While speaking at the National Association of Accountable Care Organizations Spring 2016 Conference, Stephen Nuckolls, CEO of Coastal Carolina Quality Care, said that fair and transparent benchmarks are important in creating successful ACO programs.
While speaking at the National Association of Accountable Care Organizations Spring 2016 Conference, Stephen Nuckolls, CEO of Coastal Carolina Quality Care, said that fair and transparent benchmarks are important in creating successful ACO programs.
Transcript (slightly modified)
What is your view on the new ACO benchmarking rule?

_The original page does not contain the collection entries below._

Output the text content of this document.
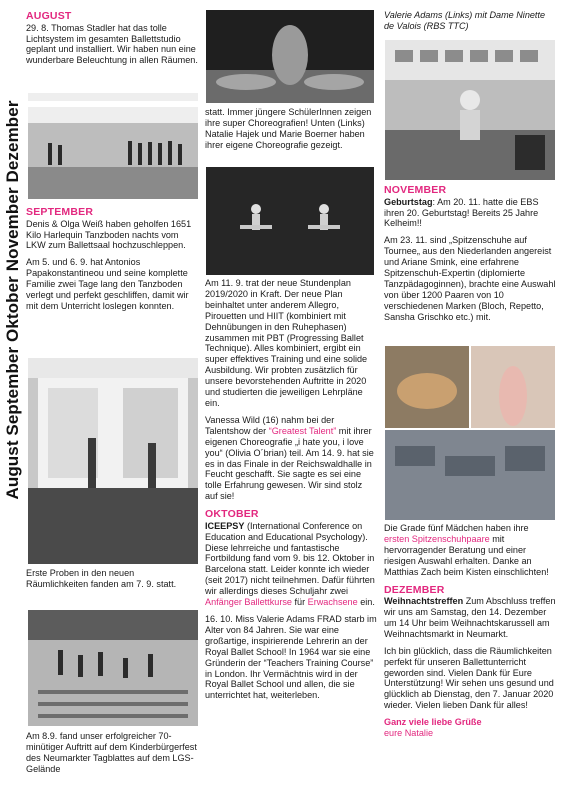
August September Oktober November Dezember
AUGUST

29. 8. Thomas Stadler hat das tolle Lichtsystem im gesamten Ballettstudio geplant und installiert. Wir haben nun eine wunderbare Beleuchtung in allen Räumen.

SEPTEMBER

Denis & Olga Weiß haben geholfen 1651 Kilo Harlequin Tanzboden nachts vom LKW zum Ballettsaal hochzuschleppen.

Am 5. und 6. 9. hat Antonios Papakonstantineou und seine komplette Familie zwei Tage lang den Tanzboden verlegt und perfekt geschliffen, damit wir mit dem Unterricht loslegen konnten.

Erste Proben in den neuen Räumlichkeiten fanden am 7. 9. statt.

Am 8.9. fand unser erfolgreicher 70-minütiger Auftritt auf dem Kinderbürgerfest des Neumarkter Tagblattes auf dem LGS-Gelände

statt. Immer jüngere SchülerInnen zeigen ihre super Choreografien! Unten (Links) Natalie Hajek und Marie Boerner haben ihrer eigene Choreografie gezeigt.

Am 11. 9. trat der neue Stundenplan 2019/2020 in Kraft. Der neue Plan beinhaltet unter anderem Allegro, Pirouetten und HIIT (kombiniert mit Dehnübungen in den Ruhephasen) zusammen mit PBT (Progressing Ballet Technique). Alles kombiniert, ergibt ein super effektives Training und eine solide Ausbildung. Wir probten zusätzlich für unsere bevorstehenden Auftritte in 2020 und studierten die jeweiligen Lehrpläne ein.

Vanessa Wild (16) nahm bei der Talentshow der “Greatest Talent” mit ihrer eigenen Choreografie „i hate you, i love you“ (Olivia O´brian) teil. Am 14. 9. hat sie es in das Finale in der Reichswaldhalle in Feucht geschafft. Sie sagte es sei eine tolle Erfahrung gewesen. Wir sind stolz auf sie!

OKTOBER

ICEEPSY (International Conference on Education and Educational Psychology). Diese lehrreiche und fantastische Fortbildung fand vom 9. bis 12. Oktober in Barcelona statt. Leider konnte ich wieder (seit 2017) nicht teilnehmen. Dafür führten wir allerdings dieses Schuljahr zwei Anfänger Ballettkurse für Erwachsene ein.

16. 10. Miss Valerie Adams FRAD starb im Alter von 84 Jahren. Sie war eine großartige, inspirierende Lehrerin an der Royal Ballet School! In 1964 war sie eine Gründerin der “Teachers Training Course” in London. Ihr Vermächtnis wird in der Royal Ballet School und allen, die sie unterrichtet hat, weiterleben.

Valerie Adams (Links) mit Dame Ninette de Valois (RBS TTC)

NOVEMBER

Geburtstag: Am 20. 11. hatte die EBS ihren 20. Geburtstag! Bereits 25 Jahre Kelheim!!

Am 23. 11. sind „Spitzenschuhe auf Tournee„ aus den Niederlanden angereist und Ariane Smink, eine erfahrene Spitzenschuh-Expertin (diplomierte Tanzpädagoginnen), brachte eine Auswahl von über 1200 Paaren von 10 verschiedenen Marken (Bloch, Repetto, Sansha Grischko etc.) mit.

Die Grade fünf Mädchen haben ihre ersten Spitzenschuhpaare mit hervorragender Beratung und einer riesigen Auswahl erhalten. Danke an Matthias Zach beim Kisten einschlichten!

DEZEMBER

Weihnachtstreffen Zum Abschluss treffen wir uns am Samstag, den 14. Dezember um 14 Uhr beim Weihnachtskarussell am Weihnachtsmarkt in Neumarkt.

Ich bin glücklich, dass die Räumlichkeiten perfekt für unseren Ballettunterricht geworden sind. Vielen Dank für Eure Unterstützung! Wir sehen uns gesund und glücklich ab Dienstag, den 7. Januar 2020 wieder. Vielen lieben Dank für alles!

Ganz viele liebe Grüße
eure Natalie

This new benchmarking rule is very important. How we keep score in the Medicare ACO program is vital to our long-term business prospects. We must have fair and transparent benchmarks in order for the program to be successful, especially when it comes to groups taking downside risk. They not only have to be transparent but they also have to be very predictable in order for groups to take risk.
There are many different facets of the new benchmarking proposal that are very good. For example, with the original program, the benchmarks were adjusted based on all fee-for-service beneficiaries. Under the new rule, they have proposed that the fee-for-service comparison is just for attributable beneficiaries. And that may seem like a small distinction but I think it’s going to have a bigger impact on the benchmarks.
It’s my opinion that the way CMS has been keeping score in the past understates the savings that have actually been achieved by the organizations. As evidence of that, the data that CMS provided us with the most recent proposed rule, the number of attributable beneficiaries by county along with their risk scores. And so when we took that data and compared the ACO performance against the country benchmarks excluding the ACO’s, there was a 3% difference between the 2 figures. Meaning that ACOs performed 3% better. I don’t believe that they were lower price coming into the program. In fact, the ACO program incentivizes high cost providers to go into the program because of the way the benchmarks were structured. So the actual savings may be somewhere well north of 3% when the CBO scores and other things have looked at it, it showed 1% or less.